Dunkin’ Brands Group, the parent of Dunkin’ — formerly Dunkin’ Donuts — and Baskin-Robbins, has stated on its website that it is negotiating to be acquired by Inspire Brands, a private equity-backed company whose other properties include Arby’s, Buffalo Wild Wings and Sonic, The New York Times reported.
“Dunkin’ Brands Group, Inc., the parent company of two of the world’s most recognized brands, Dunkin’ and Baskin-Robbins, confirms that it has held preliminary discussions to be acquired by Inspire Brands,” the company said in a statement. “There is no certainty that any agreement will be reached. The company will not comment further unless and until a transaction is agreed or discussions are terminated.”
According to the Times, Inspire Brands refused to comment on the discussions, but key aspects would include a price of $106.50 per share. That price, a 20 percent premium over the company’s closing price Friday, would value the company at $8.8 billion.
In a July 30 earnings call, then-incoming Dunkin’ Chief Digital and Strategy Officer Philip Auerbach said the company was working to rev up its digital operation.
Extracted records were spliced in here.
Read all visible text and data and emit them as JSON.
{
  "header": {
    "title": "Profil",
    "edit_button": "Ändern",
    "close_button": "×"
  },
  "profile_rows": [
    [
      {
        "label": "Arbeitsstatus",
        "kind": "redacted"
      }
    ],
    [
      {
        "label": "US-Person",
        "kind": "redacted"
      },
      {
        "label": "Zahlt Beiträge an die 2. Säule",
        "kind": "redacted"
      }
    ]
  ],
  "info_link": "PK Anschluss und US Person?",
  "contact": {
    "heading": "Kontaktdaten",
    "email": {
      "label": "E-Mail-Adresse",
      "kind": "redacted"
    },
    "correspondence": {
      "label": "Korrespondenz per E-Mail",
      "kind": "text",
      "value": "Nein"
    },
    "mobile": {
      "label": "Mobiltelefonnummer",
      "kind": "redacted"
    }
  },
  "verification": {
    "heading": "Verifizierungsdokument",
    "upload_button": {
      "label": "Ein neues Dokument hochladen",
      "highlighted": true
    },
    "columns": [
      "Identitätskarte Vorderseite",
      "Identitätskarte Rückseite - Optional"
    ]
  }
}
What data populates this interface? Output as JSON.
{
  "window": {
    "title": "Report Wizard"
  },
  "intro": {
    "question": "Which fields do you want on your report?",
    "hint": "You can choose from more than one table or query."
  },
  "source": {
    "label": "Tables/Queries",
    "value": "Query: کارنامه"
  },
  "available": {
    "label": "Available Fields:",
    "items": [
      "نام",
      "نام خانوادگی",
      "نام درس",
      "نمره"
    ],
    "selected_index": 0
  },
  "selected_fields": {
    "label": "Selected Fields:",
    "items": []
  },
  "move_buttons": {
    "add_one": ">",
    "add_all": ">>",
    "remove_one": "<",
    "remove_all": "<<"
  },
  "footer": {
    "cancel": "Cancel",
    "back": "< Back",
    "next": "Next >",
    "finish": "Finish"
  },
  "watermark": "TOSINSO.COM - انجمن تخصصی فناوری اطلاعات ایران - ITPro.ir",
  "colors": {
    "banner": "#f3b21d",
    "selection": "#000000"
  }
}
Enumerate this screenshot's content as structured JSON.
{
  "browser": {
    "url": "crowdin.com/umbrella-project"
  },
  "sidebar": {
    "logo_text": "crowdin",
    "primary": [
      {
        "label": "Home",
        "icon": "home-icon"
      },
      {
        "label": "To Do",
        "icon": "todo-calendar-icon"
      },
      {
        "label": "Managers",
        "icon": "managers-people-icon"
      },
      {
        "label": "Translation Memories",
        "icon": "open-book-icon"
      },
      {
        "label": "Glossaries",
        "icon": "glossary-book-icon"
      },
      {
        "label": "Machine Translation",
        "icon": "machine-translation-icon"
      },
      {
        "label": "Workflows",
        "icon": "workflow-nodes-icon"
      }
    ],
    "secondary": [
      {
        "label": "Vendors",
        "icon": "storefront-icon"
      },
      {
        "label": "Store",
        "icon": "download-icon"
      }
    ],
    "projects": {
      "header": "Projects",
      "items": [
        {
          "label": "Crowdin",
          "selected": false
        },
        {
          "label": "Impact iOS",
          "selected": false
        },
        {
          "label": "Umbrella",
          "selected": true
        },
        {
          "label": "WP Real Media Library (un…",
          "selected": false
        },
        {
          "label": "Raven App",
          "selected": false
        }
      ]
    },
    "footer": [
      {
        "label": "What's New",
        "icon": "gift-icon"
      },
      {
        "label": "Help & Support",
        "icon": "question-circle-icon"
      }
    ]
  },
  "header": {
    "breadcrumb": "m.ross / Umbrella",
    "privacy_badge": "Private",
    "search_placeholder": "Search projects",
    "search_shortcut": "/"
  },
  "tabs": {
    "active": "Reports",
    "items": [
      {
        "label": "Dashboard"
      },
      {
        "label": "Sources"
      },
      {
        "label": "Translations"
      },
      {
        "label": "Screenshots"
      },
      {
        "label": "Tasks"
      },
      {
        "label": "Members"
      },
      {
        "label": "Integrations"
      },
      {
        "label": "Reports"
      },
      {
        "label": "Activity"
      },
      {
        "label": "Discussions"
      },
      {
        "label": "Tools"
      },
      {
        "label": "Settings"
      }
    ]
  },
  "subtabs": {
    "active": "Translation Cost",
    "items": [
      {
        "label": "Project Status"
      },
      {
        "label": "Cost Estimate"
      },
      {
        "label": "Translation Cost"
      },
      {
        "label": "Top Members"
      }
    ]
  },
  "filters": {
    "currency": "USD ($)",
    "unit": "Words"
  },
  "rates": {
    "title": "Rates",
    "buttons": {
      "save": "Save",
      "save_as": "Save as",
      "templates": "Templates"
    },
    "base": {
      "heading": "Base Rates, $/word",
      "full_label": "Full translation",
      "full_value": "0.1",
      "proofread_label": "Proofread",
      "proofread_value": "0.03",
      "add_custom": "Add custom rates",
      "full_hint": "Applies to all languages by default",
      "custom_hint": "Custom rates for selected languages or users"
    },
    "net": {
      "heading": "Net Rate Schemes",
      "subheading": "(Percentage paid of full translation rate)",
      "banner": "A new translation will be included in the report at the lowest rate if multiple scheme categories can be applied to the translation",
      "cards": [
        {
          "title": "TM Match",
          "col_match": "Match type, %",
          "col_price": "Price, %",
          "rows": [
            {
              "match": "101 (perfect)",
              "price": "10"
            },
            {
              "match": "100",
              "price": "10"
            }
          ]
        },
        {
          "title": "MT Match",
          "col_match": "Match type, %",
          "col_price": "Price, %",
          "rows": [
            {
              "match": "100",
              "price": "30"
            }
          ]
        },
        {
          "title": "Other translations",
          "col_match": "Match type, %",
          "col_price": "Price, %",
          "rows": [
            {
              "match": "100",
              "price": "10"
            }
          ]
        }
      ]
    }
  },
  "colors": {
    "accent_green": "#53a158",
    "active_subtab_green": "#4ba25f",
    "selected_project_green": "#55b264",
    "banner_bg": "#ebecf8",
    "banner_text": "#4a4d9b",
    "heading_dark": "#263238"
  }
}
“We have scaled back our national media spend and paused on launching new potentially complex limited-time offers,” he said on the call. “We have thoughtfully started to return to media with appropriate messaging, thanking our first responders and our crew members through our raise-a-cup campaign. You’ll see a rotating suite of content on our social channels and increasingly in traditional media as well.”
Dunkin’s possible sale follows contraction, including the closing of some freestanding locations.
In June, however, as authorities began to wind back some first-round COVID-19 restrictions, the company said its stores would hire as many as 25,000 employees.